The elements of this kind of happiness are self confidence, and self esteem. You might add a good kind of pride (which is not the kind of pride that gets inflated by comparisons to other people). If you know what you are trying to accomplish for the sake of furthering your life, whether it is basic food needs, or romance, or creating art to enjoy, then you will feel good about yourself when you are being productive and accomplishing these things. To feel bad about failure in this regard is not sinful, it is biological and spiritual. We’re made that way.

Failure to understand this leads to the widespread depression, anxiety, and fear that we see all around us today, even (or especially) in the church. Without life as a principle and a penultimate goal leading to the ultimate goal of glorifying God, then we are purposeless. The “purposes” we create for ourselves after reading books about mission statements, or listening to self help gurus, don’t really cut it, because they skip this crucial principle. I imagine that instead they replace it with love for others. Love for others is a key biblical principle, as stated previously, but without an understanding of one’s life as purpose, then there is no “I” in “I love you” (I wish I was the first to point that out, but someone else, Aristotle or Rand did).

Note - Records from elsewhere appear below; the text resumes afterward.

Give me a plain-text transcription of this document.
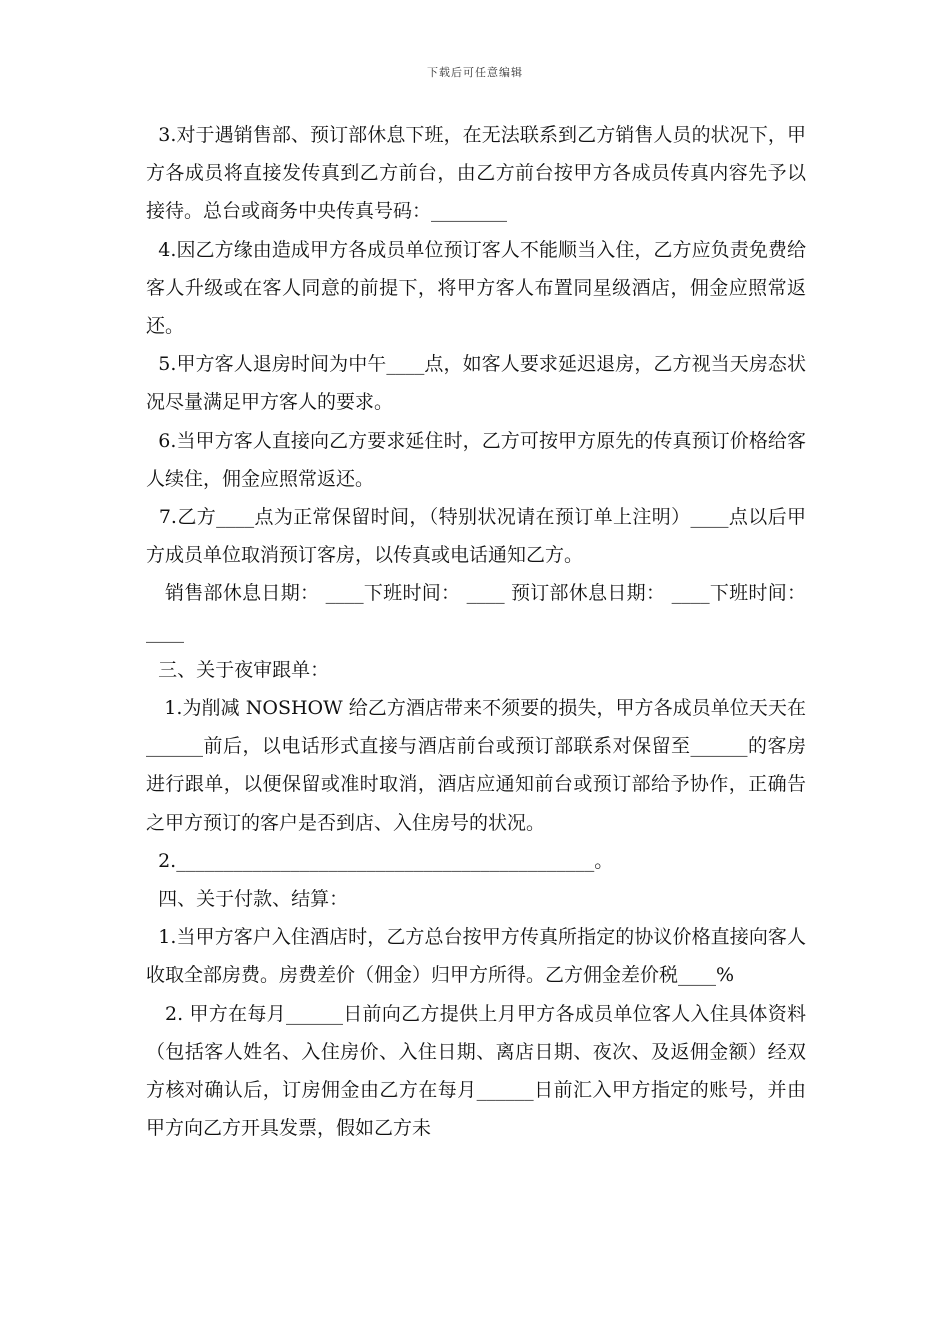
下载后可任意编辑

3.对于遇销售部、预订部休息下班，在无法联系到乙方销售人员的状况下，甲方各成员将直接发传真到乙方前台，由乙方前台按甲方各成员传真内容先予以接待。总台或商务中央传真号码：________

4.因乙方缘由造成甲方各成员单位预订客人不能顺当入住，乙方应负责免费给客人升级或在客人同意的前提下，将甲方客人布置同星级酒店，佣金应照常返还。

5.甲方客人退房时间为中午____点，如客人要求延迟退房，乙方视当天房态状况尽量满足甲方客人的要求。

6.当甲方客人直接向乙方要求延住时，乙方可按甲方原先的传真预订价格给客人续住，佣金应照常返还。

7.乙方____点为正常保留时间，（特别状况请在预订单上注明）____点以后甲方成员单位取消预订客房，以传真或电话通知乙方。

销售部休息日期： ____下班时间： ____ 预订部休息日期： ____下班时间： ____

三、关于夜审跟单：

1.为削减 NOSHOW 给乙方酒店带来不须要的损失，甲方各成员单位天天在______前后，以电话形式直接与酒店前台或预订部联系对保留至______的客房进行跟单，以便保留或准时取消，酒店应通知前台或预订部给予协作，正确告之甲方预订的客户是否到店、入住房号的状况。

2.____________________________________________。

四、关于付款、结算：

1.当甲方客户入住酒店时，乙方总台按甲方传真所指定的协议价格直接向客人收取全部房费。房费差价（佣金）归甲方所得。乙方佣金差价税____%

2. 甲方在每月______日前向乙方提供上月甲方各成员单位客人入住具体资料（包括客人姓名、入住房价、入住日期、离店日期、夜次、及返佣金额）经双方核对确认后，订房佣金由乙方在每月______日前汇入甲方指定的账号，并由甲方向乙方开具发票，假如乙方未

Life is precious and life is purpose. It is precious to God, so we don’t kill, and we take seriously the fact that he has entrusted us with our own life, which includes the body, the mind, the abilities, the opportunities that it comes with. Enjoy it by making the most of it and seeking to flourish. There are many other things to consider, like engaging in worship, mission, and blog writing, but that comes after simply existing as a creation of God, a life.